The main difference between the complete() function and the summarize() function lies in their purpose and level of detail:

  • Complete Function:

    • Goal: Checks for missing values (often represented by NA or NULL) in a data set.
    • Output: Typically a logical value (TRUE or FALSE) indicating if there are any missing values in the entire data set or specific columns.
    • Focus: Provides a high-level overview of data completeness.
  • Summarize Function:

    • Goal: Creates a summary of the data set based on user-defined calculations.
    • Output: A new data frame with one row for each group (if used with group_by beforehand) containing summary statistics like mean, median, count, etc. for specified columns.
    • Focus: Offers a detailed look at various aspects of the data set.

Here's an analogy:

Imagine you have a library with books.

  • complete() is like checking if any books are missing from the shelves.
  • summarize() is like calculating the average number of pages per book, the number of books in each genre, or the most popular author.

In short, complete() gives a yes/no answer about missing data, while summarize() provides a rich analysis of the data's characteristics.
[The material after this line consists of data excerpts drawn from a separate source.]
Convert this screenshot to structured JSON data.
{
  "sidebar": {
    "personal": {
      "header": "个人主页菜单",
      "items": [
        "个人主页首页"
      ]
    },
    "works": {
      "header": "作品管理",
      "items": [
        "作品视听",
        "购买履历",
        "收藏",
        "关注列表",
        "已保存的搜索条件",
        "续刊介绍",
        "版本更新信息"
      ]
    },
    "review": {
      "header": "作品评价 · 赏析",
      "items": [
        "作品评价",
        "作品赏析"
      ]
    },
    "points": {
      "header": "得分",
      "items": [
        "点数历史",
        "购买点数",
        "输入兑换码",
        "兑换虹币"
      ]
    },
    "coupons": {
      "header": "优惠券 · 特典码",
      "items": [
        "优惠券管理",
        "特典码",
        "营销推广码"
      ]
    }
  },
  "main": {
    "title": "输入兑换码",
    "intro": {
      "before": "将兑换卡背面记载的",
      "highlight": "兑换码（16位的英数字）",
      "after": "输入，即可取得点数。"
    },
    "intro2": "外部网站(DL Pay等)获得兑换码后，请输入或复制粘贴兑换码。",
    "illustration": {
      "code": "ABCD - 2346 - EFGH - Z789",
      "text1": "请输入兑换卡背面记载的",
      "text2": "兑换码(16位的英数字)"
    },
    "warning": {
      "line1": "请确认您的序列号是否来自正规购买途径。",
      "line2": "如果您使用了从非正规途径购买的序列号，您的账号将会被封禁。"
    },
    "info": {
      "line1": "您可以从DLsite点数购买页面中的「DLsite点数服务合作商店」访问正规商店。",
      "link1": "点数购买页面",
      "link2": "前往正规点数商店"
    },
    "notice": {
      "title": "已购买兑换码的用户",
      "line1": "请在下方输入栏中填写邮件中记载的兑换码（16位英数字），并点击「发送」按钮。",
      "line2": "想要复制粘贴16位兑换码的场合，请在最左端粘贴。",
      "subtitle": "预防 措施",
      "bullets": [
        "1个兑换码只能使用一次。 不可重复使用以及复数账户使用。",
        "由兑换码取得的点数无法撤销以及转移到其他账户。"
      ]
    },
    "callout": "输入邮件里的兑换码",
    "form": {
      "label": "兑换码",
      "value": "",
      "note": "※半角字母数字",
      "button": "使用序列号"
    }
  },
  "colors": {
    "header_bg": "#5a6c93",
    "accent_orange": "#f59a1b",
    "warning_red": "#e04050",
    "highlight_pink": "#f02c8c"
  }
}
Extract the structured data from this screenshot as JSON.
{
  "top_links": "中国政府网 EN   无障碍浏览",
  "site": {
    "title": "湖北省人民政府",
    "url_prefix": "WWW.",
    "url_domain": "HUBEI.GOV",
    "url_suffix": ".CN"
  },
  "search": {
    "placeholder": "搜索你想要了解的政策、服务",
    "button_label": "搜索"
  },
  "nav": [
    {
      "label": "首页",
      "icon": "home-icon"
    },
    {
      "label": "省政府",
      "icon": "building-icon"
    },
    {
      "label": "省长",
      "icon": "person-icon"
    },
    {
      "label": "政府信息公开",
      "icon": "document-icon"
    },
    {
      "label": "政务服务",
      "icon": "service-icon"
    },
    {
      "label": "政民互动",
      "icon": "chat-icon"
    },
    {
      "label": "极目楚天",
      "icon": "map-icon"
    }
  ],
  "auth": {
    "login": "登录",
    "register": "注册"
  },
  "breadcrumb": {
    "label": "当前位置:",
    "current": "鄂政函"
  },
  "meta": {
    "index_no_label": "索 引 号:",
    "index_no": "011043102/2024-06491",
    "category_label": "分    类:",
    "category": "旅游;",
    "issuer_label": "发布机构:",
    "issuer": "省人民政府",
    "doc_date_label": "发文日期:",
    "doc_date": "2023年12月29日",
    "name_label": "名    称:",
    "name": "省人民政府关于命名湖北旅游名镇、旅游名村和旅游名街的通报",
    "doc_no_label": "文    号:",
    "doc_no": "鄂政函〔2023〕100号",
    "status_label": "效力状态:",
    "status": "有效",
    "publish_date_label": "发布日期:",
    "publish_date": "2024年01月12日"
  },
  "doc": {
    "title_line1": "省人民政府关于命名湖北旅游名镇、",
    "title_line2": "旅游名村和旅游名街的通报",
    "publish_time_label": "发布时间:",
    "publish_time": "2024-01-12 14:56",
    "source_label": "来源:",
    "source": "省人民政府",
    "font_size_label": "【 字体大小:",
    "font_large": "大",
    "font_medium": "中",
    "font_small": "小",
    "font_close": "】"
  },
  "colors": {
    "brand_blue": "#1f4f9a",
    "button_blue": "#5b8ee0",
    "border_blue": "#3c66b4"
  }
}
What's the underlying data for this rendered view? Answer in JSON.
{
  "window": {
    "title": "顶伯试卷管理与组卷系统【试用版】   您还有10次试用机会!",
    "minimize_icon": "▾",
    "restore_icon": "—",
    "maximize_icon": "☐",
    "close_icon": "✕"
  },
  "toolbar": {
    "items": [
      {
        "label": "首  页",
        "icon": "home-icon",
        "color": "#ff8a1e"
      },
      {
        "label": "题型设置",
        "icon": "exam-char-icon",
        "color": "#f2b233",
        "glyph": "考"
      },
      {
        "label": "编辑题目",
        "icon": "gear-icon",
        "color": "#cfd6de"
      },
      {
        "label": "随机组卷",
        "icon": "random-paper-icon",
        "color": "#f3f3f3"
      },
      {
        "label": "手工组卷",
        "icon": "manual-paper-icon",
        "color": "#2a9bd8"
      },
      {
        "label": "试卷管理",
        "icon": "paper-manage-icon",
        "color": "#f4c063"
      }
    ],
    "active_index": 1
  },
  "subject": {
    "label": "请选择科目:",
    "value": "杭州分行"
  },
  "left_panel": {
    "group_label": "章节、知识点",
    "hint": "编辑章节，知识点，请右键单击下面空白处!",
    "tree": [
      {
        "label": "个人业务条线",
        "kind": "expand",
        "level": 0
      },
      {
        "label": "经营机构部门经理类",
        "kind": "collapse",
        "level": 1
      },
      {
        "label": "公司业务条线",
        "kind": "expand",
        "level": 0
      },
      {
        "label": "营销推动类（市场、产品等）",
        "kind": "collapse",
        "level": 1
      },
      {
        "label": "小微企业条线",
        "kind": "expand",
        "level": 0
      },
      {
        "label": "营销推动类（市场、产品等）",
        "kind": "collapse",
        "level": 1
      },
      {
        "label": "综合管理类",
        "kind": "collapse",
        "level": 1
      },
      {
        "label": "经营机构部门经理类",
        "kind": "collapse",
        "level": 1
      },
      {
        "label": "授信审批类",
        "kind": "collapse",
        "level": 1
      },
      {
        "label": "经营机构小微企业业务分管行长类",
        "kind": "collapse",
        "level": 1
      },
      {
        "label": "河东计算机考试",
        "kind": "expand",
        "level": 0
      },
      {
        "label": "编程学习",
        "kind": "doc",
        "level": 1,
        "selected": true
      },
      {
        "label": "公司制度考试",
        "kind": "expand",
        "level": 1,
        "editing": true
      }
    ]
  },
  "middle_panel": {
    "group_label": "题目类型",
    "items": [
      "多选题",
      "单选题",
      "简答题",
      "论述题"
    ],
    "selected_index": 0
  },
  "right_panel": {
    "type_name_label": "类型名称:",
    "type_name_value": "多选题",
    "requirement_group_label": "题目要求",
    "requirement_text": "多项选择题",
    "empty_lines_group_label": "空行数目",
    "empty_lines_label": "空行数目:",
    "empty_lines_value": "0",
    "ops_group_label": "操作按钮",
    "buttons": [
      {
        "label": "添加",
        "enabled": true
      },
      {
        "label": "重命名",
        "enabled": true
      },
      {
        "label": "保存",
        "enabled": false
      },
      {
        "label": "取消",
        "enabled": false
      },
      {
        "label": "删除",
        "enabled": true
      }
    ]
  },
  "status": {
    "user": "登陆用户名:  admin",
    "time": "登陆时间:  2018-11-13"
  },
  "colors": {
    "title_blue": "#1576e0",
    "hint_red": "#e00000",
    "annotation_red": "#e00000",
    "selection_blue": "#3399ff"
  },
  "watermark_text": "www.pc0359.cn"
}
Do the LLMs learn from my data?

In general, no, the LLMs you use through Snowflake Cortex likely won't learn directly from your data. Here's why:

  • Pre-Trained Models: LLMs are typically pre-trained on massive datasets before being deployed for use. These datasets encompass a vast amount of text and code, aiming to give the LLM a strong foundation for understanding language.
  • Cortex as an Access Point: Snowflake Cortex acts as an intermediary, providing a secure environment to run pre-trained LLMs on your data. Your data is used for the specific task at hand (like translation or text analysis) but isn't incorporated into the core LLM itself.

However, there are some nuances to consider:

  • Privacy Preserving Techniques: There's a possibility that Snowflake Cortex might use privacy-preserving techniques to leverage your data while protecting its confidentiality. This could involve anonymized versions of your data used to improve the LLM's performance within Cortex without compromising sensitive information.
  • Future Advancements: The field of LLMs is constantly evolving. As the technology progresses, there might be future scenarios where LLMs can be fine-tuned on user data within secure environments like Cortex. But this is not the current standard practice.

Which LLMs are supported in Snowflake Cortex?

Here are the supported LLMs as of March 2024.


Is Snowflake running LLMs on an external platform?

No, everything happens within Snowflake's secure environment. This means your data remains under your control and adheres to your existing security and governance policies.

Also, there's no need to worry about setting up separate environments, APIs, integrations, or managing different governance rules. Snowflake takes care of everything for a smooth experience.

What LLMs does Snowflake have?

Snowflake doesn't necessarily have its own large language models (LLMs) but it offers a platform to leverage them. Here's a breakdown of what they do:

  • Snowflake Cortex (Private Preview): This service allows you to securely run LLMs from various providers directly within the Snowflake environment. You can think of it as a one-stop shop to access cutting-edge AI models for tasks like text translation. For instance, Snowflake mentions using Meta's Llama 2 model for such purposes [3].
  • Focus on Integration: Their approach seems to be integrating industry-leading LLMs rather than creating their own. This gives users flexibility and access to a wider range of capabilities.

Overall, Snowflake acts as a facilitator for using LLMs for data analysis and manipulation tasks. They provide the cloud infrastructure and user interface for you to leverage these powerful language models.

What does LLM stand for?

LLMs are computer programs trained on massive amounts of text data to communicate and generate human-like text in response to a wide range of prompts and questions.